Because each part of the program is just a small separate program itself, problems become easier to manage and bugs become easier to fix. You can write tests for just the service you’re working on and make sure that it meets its contract obligation. It helps manage the problem with cyclical dependencies and tightly coupled code. It also reinforces the object-oriented strategy of message passing between components.

Further more, try to avoid language specific messages such as Java Serialization for communicating between your services. Utilize a language agnostic format such as JSON or Google’s Protocol Buffers. I would avoid XML because it’s fairly verbose and slower to transmit over a network and parse than those others.
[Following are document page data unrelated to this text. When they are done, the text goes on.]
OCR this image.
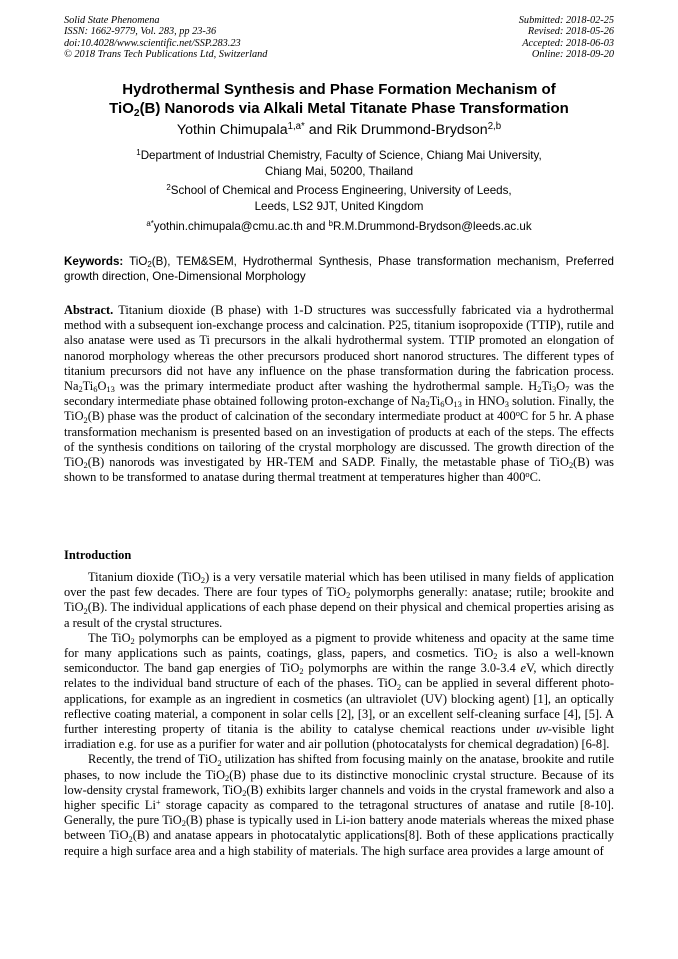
Solid State Phenomena
ISSN: 1662-9779, Vol. 283, pp 23-36
doi:10.4028/www.scientific.net/SSP.283.23
© 2018 Trans Tech Publications Ltd, Switzerland
Submitted: 2018-02-25
Revised: 2018-05-26
Accepted: 2018-06-03
Online: 2018-09-20
Hydrothermal Synthesis and Phase Formation Mechanism of
TiO$_2$(B) Nanorods via Alkali Metal Titanate Phase Transformation
Yothin Chimupala$^{1,a*}$ and Rik Drummond-Brydson$^{2,b}$
$^1$Department of Industrial Chemistry, Faculty of Science, Chiang Mai University,
Chiang Mai, 50200, Thailand
$^2$School of Chemical and Process Engineering, University of Leeds,
Leeds, LS2 9JT, United Kingdom
$^{a*}$yothin.chimupala@cmu.ac.th and $^b$R.M.Drummond-Brydson@leeds.ac.uk
Keywords: TiO$_2$(B), TEM&SEM, Hydrothermal Synthesis, Phase transformation mechanism, Preferred growth direction, One-Dimensional Morphology
Abstract. Titanium dioxide (B phase) with 1-D structures was successfully fabricated via a hydrothermal method with a subsequent ion-exchange process and calcination. P25, titanium isopropoxide (TTIP), rutile and also anatase were used as Ti precursors in the alkali hydrothermal system. TTIP promoted an elongation of nanorod morphology whereas the other precursors produced short nanorod structures. The different types of titanium precursors did not have any influence on the phase transformation during the fabrication process. $Na_2Ti_6O_{13}$ was the primary intermediate product after washing the hydrothermal sample. $H_2Ti_3O_7$ was the secondary intermediate phase obtained following proton-exchange of $Na_2Ti_6O_{13}$ in $HNO_3$ solution. Finally, the TiO$_2$(B) phase was the product of calcination of the secondary intermediate product at 400$^o$C for 5 hr. A phase transformation mechanism is presented based on an investigation of products at each of the steps. The effects of the synthesis conditions on tailoring of the crystal morphology are discussed. The growth direction of the TiO$_2$(B) nanorods was investigated by HR-TEM and SADP. Finally, the metastable phase of TiO$_2$(B) was shown to be transformed to anatase during thermal treatment at temperatures higher than 400$^o$C.
Introduction

Titanium dioxide (TiO$_2$) is a very versatile material which has been utilised in many fields of application over the past few decades. There are four types of TiO$_2$ polymorphs generally: anatase; rutile; brookite and TiO$_2$(B). The individual applications of each phase depend on their physical and chemical properties arising as a result of the crystal structures.

The TiO$_2$ polymorphs can be employed as a pigment to provide whiteness and opacity at the same time for many applications such as paints, coatings, glass, papers, and cosmetics. TiO$_2$ is also a well-known semiconductor. The band gap energies of TiO$_2$ polymorphs are within the range 3.0-3.4 eV, which directly relates to the individual band structure of each of the phases. TiO$_2$ can be applied in several different photo-applications, for example as an ingredient in cosmetics (an ultraviolet (UV) blocking agent) [1], an optically reflective coating material, a component in solar cells [2], [3], or an excellent self-cleaning surface [4], [5]. A further interesting property of titania is the ability to catalyse chemical reactions under uv-visible light irradiation e.g. for use as a purifier for water and air pollution (photocatalysts for chemical degradation) [6-8].

Recently, the trend of TiO$_2$ utilization has shifted from focusing mainly on the anatase, brookite and rutile phases, to now include the TiO$_2$(B) phase due to its distinctive monoclinic crystal structure. Because of its low-density crystal framework, TiO$_2$(B) exhibits larger channels and voids in the crystal framework and also a higher specific Li+ storage capacity as compared to the tetragonal structures of anatase and rutile [8-10]. Generally, the pure TiO$_2$(B) phase is typically used in Li-ion battery anode materials whereas the mixed phase between TiO$_2$(B) and anatase appears in photocatalytic applications[8]. Both of these applications practically require a high surface area and a high stability of materials. The high surface area provides a large amount of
The advantage of using a language agnostic format is that each service can be written in a different language depending on the needs of the service. If you have a service that really needs to churn through a lot of data and you need every ounce of speed out of it you can write it in C or even assembly. For those areas where it would be good to do something concurrently you might use Scala, Erlang, or Clojure. The main idea is each part of your program can be written in a language that is best for solving that services problem.

Profiling

January 4, 2010

I’m not talking about the type that is done at the airport, but more the type that lets you see how long or how many times each section of code is called. There is most likely a wide variety of tools for profiling your code in a variety of languages. I’m going to focus on Java in this post using a tool called YourKit, but I assume other tools will give the same basic info.

From time to time, especially when you’re having performance problems, it’s a good idea to run your code through a profiler and gain a readout of how long methods take to run and how many times they are called. A good profiler will break it down into a nice tree view that shows which methods took the longest and which methods inside of those methods took a long time based on the number of invocations. Looking at these numbers you can sometimes find places where your code has a nested loop that isn’t required or is calling an expensive method or function that returns the exact same data multiple times.
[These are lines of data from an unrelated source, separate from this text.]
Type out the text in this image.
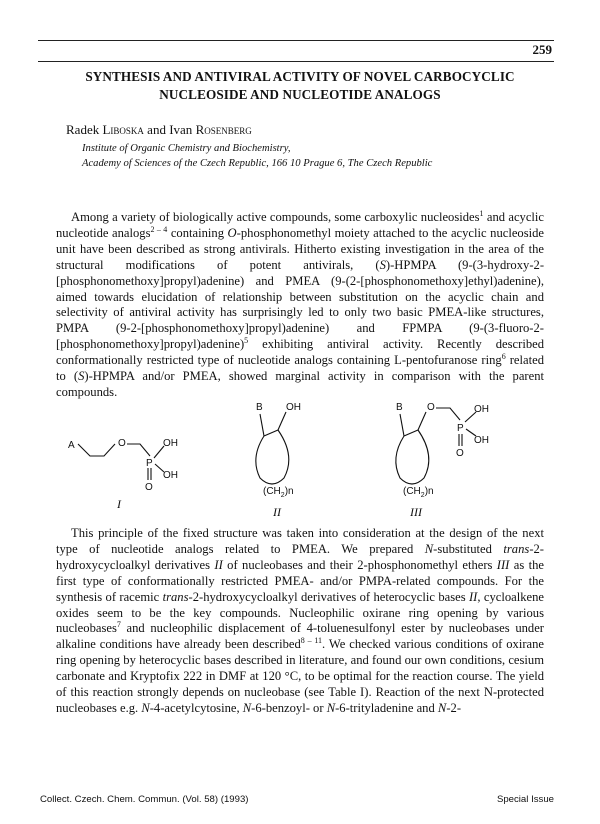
259
SYNTHESIS AND ANTIVIRAL ACTIVITY OF NOVEL CARBOCYCLIC
NUCLEOSIDE AND NUCLEOTIDE ANALOGS
Radek Liboska and Ivan Rosenberg
Institute of Organic Chemistry and Biochemistry,
Academy of Sciences of the Czech Republic, 166 10 Prague 6, The Czech Republic

Among a variety of biologically active compounds, some carboxylic nucleosides$^1$ and acyclic nucleotide analogs$^{2 - 4}$ containing O-phosphonomethyl moiety attached to the acyclic nucleoside unit have been described as strong antivirals. Hitherto existing investigation in the area of the structural modifications of potent antivirals, (S)-HPMPA (9-(3-hydroxy-2-[phosphonomethoxy]propyl)adenine) and PMEA (9-(2-[phosphonomethoxy]ethyl)adenine), aimed towards elucidation of relationship between substitution on the acyclic chain and selectivity of antiviral activity has surprisingly led to only two basic PMEA-like structures, PMPA (9-2-[phosphonomethoxy]propyl)adenine) and FPMPA (9-(3-fluoro-2-[phosphonomethoxy]propyl)adenine)$^5$ exhibiting antiviral activity. Recently described conformationally restricted type of nucleotide analogs containing L-pentofuranose ring$^6$ related to (S)-HPMPA and/or PMEA, showed marginal activity in comparison with the parent compounds.

A	O
P
OH
OH
O
I
B OH
$(CH_2)n$
II
B O
P
OH
OH
O
$(CH_2)n$
III

This principle of the fixed structure was taken into consideration at the design of the next type of nucleotide analogs related to PMEA. We prepared N-substituted trans-2-hydroxycycloalkyl derivatives II of nucleobases and their 2-phosphonomethyl ethers III as the first type of conformationally restricted PMEA- and/or PMPA-related compounds. For the synthesis of racemic trans-2-hydroxycycloalkyl derivatives of heterocyclic bases II, cycloalkene oxides seem to be the key compounds. Nucleophilic oxirane ring opening by various nucleobases$^7$ and nucleophilic displacement of 4-toluenesulfonyl ester by nucleobases under alkaline conditions have already been described$^{8 - 11}$. We checked various conditions of oxirane ring opening by heterocyclic bases described in literature, and found our own conditions, cesium carbonate and Kryptofix 222 in DMF at 120 °C, to be optimal for the reaction course. The yield of this reaction strongly depends on nucleobase (see Table I). Reaction of the next N-protected nucleobases e.g. N-4-acetylcytosine, N-6-benzoyl- or N-6-trityladenine and N-2-

Collect. Czech. Chem. Commun. (Vol. 58) (1993)	Special Issue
A developer is trained to trace code in his/her head while writing it, however sometimes you write a method that uses the functions of an already written piece of code. If you don’t know how efficient that code is, you may place it in a loop without realizing the performance penalty. When testing it locally it might seem to run fine because you’re a single user with very low load. A method that called the DB 10k times might return in seconds and seem to display fine for you, but under load it can slow down in production.

While a load test suite can find that a problem exists in the code, profiling can narrow it down to what’s really causing it. You can profile your code without a commercial or open source profiler by manually adding timestamp information before and after method calls. This isn’t very usable to do for every single call, but if you have an idea of what areas are causing a slow down and you want to narrow it down it can be very helpful.

Recently I ran a profiler on a section of a project I’m working on. I was able to find that to load a fairly simple page that there was a database query being called 22k times. That DB query was pulling in information related to an item I actually used, but was never used itself. While those queries return fairly quickly normally, having multiple users hit the page at the same time will multiply the number of queries. Also, if the latency between the server and the DB increases, we will definitely see a decrease in the responsiveness of the application. If we can eliminate these unneeded DB calls, we can speed up the application for the end users and also increase scalability.

Just because you don’t see an issue when you’re running your quick visual test doesn’t mean that the issue doesn’t exist. Performance is not something that should be tacked on at the last minute, and code needs to be analyzed regularly to see where inefficiencies are introduced.